再犯防止対策については,平成24年7月に,犯罪対策閣僚会議が「再犯防止に向けた総合対策」を策定し,対象者の特性に応じた指導及び支援の強化等を重点施策として掲げるとともに,関係諸機関の連携の下で各施策を着実に実施することとした。また,同総合対策では,刑務所出所者及び少年院出院者の出所・出院年を含む2年間における刑務所等に再入所等する者の割合(2年以内再入率)について,過去5年の平均値(刑務所については20%,少年院については11%)を基準として,33年までに20%以上減少させるという数値目標が設定された。我が国の刑事政策において,このような数値目標が導入されたのは初めてのことである。同総合対策では,社会経済情勢等の犯罪をめぐる諸情勢の変化,施策の推進状況や目標達成状況等を踏まえ,おおむね5年後(平成29年頃)を目途に見直しを行うこととされている。

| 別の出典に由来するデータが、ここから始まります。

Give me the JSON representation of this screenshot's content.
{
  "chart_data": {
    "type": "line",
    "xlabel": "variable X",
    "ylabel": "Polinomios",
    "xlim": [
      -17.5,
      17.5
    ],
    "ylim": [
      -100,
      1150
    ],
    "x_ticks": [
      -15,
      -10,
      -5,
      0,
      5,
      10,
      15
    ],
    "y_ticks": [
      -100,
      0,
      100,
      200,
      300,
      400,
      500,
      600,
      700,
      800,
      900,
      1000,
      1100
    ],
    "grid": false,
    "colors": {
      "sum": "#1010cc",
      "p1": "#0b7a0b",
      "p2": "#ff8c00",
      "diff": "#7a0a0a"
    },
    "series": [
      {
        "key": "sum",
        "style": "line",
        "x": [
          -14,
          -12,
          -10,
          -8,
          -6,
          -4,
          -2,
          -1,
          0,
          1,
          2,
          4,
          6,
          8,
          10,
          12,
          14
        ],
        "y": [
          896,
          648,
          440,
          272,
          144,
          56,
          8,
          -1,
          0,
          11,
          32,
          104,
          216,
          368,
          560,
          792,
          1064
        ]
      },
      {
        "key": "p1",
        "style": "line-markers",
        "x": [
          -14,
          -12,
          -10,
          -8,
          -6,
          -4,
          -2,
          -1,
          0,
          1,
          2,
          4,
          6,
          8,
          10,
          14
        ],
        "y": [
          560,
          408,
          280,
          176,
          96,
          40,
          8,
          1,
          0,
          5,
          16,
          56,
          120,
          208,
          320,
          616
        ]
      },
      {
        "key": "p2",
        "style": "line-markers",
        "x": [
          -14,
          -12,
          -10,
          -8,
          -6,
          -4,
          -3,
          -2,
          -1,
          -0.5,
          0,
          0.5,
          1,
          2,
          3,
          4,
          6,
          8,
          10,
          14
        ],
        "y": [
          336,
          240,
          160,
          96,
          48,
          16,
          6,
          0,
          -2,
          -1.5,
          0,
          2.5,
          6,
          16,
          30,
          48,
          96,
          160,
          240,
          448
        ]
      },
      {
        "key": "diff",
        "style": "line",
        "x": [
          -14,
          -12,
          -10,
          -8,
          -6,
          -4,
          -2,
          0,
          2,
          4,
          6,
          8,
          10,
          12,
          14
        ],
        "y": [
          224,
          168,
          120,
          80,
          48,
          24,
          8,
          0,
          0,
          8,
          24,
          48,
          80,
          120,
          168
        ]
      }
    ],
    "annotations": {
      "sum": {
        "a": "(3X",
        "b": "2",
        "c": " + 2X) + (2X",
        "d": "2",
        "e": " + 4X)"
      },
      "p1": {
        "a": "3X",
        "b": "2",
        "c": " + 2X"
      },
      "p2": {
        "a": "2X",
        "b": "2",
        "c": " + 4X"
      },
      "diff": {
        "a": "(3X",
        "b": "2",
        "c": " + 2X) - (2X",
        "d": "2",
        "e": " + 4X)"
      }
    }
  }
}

同総合対策の見直しに当たっては,近時の再犯に関する動向を詳細に分析するとともに,これまでの取組を整理し,現段階の達成状況と残された課題について,客観的な指標を踏まえた上で検討する必要がある。また,犯罪や非行をした者といっても,犯した罪の種類,その者の年齢や境遇等,それぞれの特性は異なり,多様であるため,その特性に応じた施策を実施すべきところ,効果的な対策の策定には,各類型の犯罪者の実態を適切に把握することが欠かせない。

そこで,本編では,同総合対策の見直しに向けた検討に資する基礎資料を提供するため,再犯の動向について各種統計資料を使って多角的な分析を行うとともに,現在実施されている再犯防止のための施策・取組やこれまで法務総合研究所が行ってきた調査研究から得られた知見を整理して概観することとした。

本編の構成は次のとおりである。

第1章では,警察,検察,裁判,矯正及び更生保護の各段階における再犯の動向を分析し,再犯の実態を詳細に検討することを通じて,今後,一層重点的・集中的に対策を推進する必要のある分野を明らかにするための基礎資料を提示する。

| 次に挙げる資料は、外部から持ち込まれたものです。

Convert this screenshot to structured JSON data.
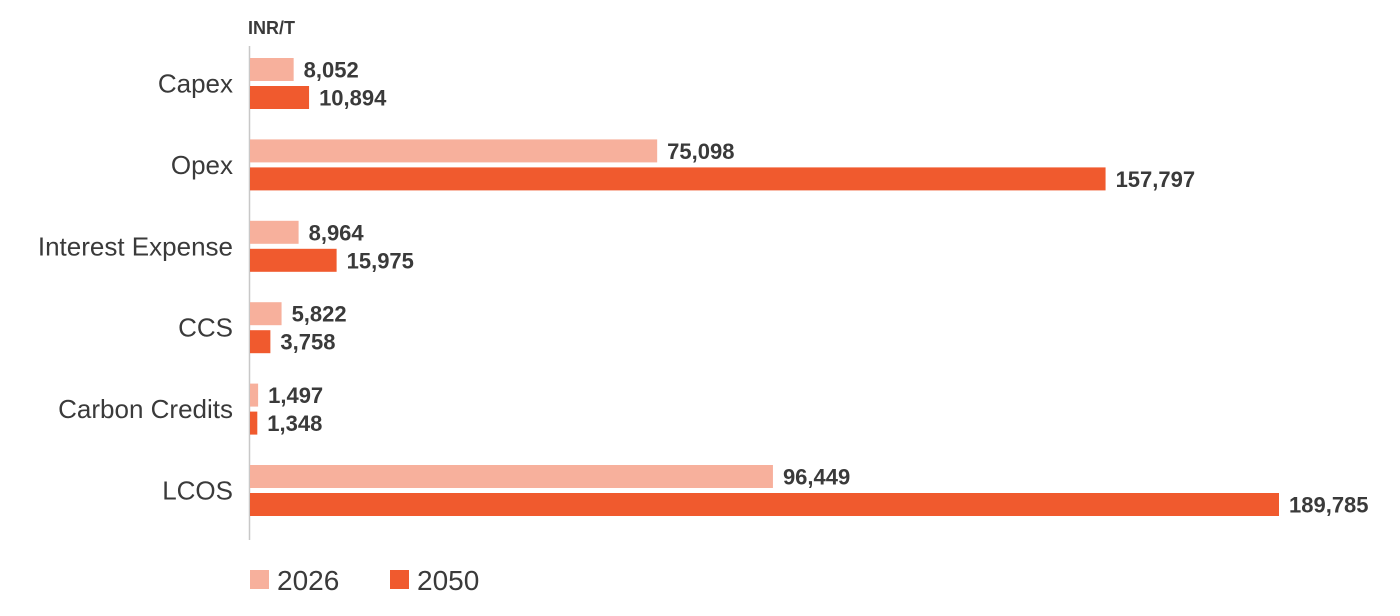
{
  "chart_data": {
    "type": "bar",
    "orientation": "horizontal",
    "unit_label": "INR/T",
    "categories": [
      "Capex",
      "Opex",
      "Interest Expense",
      "CCS",
      "Carbon Credits",
      "LCOS"
    ],
    "series": [
      {
        "name": "2026",
        "color": "#f7b09c",
        "values": [
          8052,
          75098,
          8964,
          5822,
          1497,
          96449
        ],
        "labels": [
          "8,052",
          "75,098",
          "8,964",
          "5,822",
          "1,497",
          "96,449"
        ]
      },
      {
        "name": "2050",
        "color": "#f05a2e",
        "values": [
          10894,
          157797,
          15975,
          3758,
          1348,
          189785
        ],
        "labels": [
          "10,894",
          "157,797",
          "15,975",
          "3,758",
          "1,348",
          "189,785"
        ]
      }
    ],
    "xlim": [
      0,
      189785
    ],
    "grid": false,
    "legend_position": "bottom-left"
  }
}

第2章では,検察,矯正及び更生保護の各段階において実施されている各種施策やそれぞれの現場における具体的な取組について,同総合対策に示されている六つの類型ごとに紹介する。加えて,これら重点的な指導や支援が求められる各種の犯罪者等について,法務総合研究所が行った過去の調査研究(犯罪白書や法務総合研究所研究部報告(以下「研究部報告」という。)については,いずれも法務省のホームページ上で公開されている。)を整理し,その犯罪の実態,再犯の状況や施策の有効性を含め,再犯防止対策を検討する上で有益と思われる知見を提示する。

第3章では,第1章で取り上げた分析結果のうち,同総合対策で数値目標が定められている刑務所出所者や少年院出院者の再入所(再入院)の状況に焦点を当てながら,今後重点を置くべき施策の方向性及び再犯防止に資する実証研究の在り方について考察する。